William Cropper

Personal information
- Born: 27 December 1862 Brimington, Derbyshire, England
- Died: 13 January 1889 (aged 26) Grimsby, England
- Batting: Right-handed
- Bowling: Left-arm medium

Domestic team information
- 1882–1888: Derbyshire
- FC debut: 1 June 1882 Derbyshire v Yorkshire
- Last FC: 23 August 1888 England XI v Australians

Career statistics
| Competition | First-class |
| Matches | 60 |
| Runs scored | 1,636 |
| Batting average | 15.00 |
| 100s/50s | 0/3 |
| Top score | 93 |
| Balls bowled | 7,677 |
| Wickets | 171 |
| Bowling average | 17.13 |
| 5 wickets in innings | 8 |
| 10 wickets in match | 0 |
| Best bowling | 7/25 |
| Catches/stumpings | 26/– |
- Source: CricketArchive, 21 July 2010

= William Cropper =

English sportsman

William Cropper (27 December 1862 – 13 January 1889) was an English cricketer and footballer who played cricket for Derbyshire County Cricket Club between 1882 and 1888 and football, as a centre forward, once for Derby County. He was one of nineteen sportsmen to achieve the Derbyshire Double of playing cricket for Derbyshire and football for Derby County. He died aged 26 following an on-field injury while playing football for Staveley.
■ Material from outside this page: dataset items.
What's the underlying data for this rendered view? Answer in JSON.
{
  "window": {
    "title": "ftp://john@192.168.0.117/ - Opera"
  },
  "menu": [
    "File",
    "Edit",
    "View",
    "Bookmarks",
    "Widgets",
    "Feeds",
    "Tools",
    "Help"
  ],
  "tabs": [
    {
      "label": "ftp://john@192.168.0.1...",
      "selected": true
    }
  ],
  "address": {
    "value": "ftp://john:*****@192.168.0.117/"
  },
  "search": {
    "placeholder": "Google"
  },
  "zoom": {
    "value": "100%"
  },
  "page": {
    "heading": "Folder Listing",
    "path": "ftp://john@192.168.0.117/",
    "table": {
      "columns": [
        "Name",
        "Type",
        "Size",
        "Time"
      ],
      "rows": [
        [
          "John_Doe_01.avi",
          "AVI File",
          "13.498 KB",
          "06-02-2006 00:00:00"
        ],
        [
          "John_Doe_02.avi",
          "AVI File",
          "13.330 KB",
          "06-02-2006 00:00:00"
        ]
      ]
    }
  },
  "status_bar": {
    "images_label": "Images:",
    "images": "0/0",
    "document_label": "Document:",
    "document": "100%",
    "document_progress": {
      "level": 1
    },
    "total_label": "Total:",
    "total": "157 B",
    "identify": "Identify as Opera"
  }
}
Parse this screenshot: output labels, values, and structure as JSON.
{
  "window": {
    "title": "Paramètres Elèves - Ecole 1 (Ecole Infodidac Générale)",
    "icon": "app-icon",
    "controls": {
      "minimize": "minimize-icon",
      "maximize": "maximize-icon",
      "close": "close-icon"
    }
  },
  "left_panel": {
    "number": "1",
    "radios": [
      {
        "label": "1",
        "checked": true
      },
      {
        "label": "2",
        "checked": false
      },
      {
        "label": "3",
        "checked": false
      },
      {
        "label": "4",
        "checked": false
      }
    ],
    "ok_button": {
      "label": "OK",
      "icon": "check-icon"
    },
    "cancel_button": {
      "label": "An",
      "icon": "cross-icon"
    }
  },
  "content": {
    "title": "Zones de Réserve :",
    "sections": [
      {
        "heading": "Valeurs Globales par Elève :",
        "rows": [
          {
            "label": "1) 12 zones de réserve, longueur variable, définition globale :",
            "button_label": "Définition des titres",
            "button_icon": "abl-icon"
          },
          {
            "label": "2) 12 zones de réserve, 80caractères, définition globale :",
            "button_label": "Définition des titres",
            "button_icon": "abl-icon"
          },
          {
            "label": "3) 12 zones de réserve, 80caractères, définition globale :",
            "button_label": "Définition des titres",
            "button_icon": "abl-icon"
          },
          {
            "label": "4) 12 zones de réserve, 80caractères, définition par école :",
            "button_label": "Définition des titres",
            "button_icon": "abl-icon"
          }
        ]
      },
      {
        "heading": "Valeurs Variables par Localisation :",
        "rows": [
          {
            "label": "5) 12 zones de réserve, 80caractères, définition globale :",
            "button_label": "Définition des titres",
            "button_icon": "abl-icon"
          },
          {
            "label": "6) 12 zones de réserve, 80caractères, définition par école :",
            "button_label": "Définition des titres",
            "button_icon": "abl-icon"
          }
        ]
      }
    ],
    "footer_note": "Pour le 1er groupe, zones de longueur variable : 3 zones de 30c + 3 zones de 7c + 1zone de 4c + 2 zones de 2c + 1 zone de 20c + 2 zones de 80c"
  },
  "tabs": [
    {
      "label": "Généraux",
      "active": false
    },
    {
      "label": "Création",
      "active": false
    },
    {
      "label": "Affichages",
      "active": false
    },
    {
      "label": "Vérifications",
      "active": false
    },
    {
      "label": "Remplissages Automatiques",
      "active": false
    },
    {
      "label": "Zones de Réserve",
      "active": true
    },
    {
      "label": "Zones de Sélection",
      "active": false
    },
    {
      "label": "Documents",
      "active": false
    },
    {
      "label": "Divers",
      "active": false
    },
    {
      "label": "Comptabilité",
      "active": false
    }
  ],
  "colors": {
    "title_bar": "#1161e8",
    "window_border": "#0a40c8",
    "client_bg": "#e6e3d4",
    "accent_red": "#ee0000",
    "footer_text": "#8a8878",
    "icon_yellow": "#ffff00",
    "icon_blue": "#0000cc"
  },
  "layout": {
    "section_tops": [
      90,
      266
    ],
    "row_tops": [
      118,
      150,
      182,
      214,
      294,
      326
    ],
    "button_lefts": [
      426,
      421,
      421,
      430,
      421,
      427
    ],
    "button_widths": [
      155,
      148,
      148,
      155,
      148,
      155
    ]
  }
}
Cropper was born at Brimington, Derbyshire, the son of Thomas and Mary Cropper, and was a bricklayer. He made his debut for Derbyshire in the 1882 season. He also played for the North of England team. He shared most wickets for the club in the 1883, 1884, 1885 and 1886 seasons. In 1886, he played one football match for Derby County. Derbyshire lost first-class status for the 1888 season but Cropper continued playing for the side. Cropper played 113 innings in 60 first-class matches to score 1638 runs with an average of 15.00 and a top score of 93 not out. He took 171 first-class wickets, with an average of 17.13 and a best performance of 7 for 25.

From 1888, Cropper played football for the Derbyshire side of Staveley. While playing for Staveley, on 12 January 1889 against Grimsby Town at Clee Park, Lincolnshire, Cropper collided with Dan Doyle, the Grimsby rightback, after fifteen minutes. He was badly injured by Doyle's knee in his abdomen and left the field in obvious distress. The collision resulted in a ruptured bowel and he died in the dressing room at Grimsby in the arms of his Staveley and Derbyshire County Cricket Club teammate George Hay.

Cropper was buried in Brimington churchyard and a memorial stone was erected – from the proceeds of a subscription fund raised by his family and friends – which can still be seen today.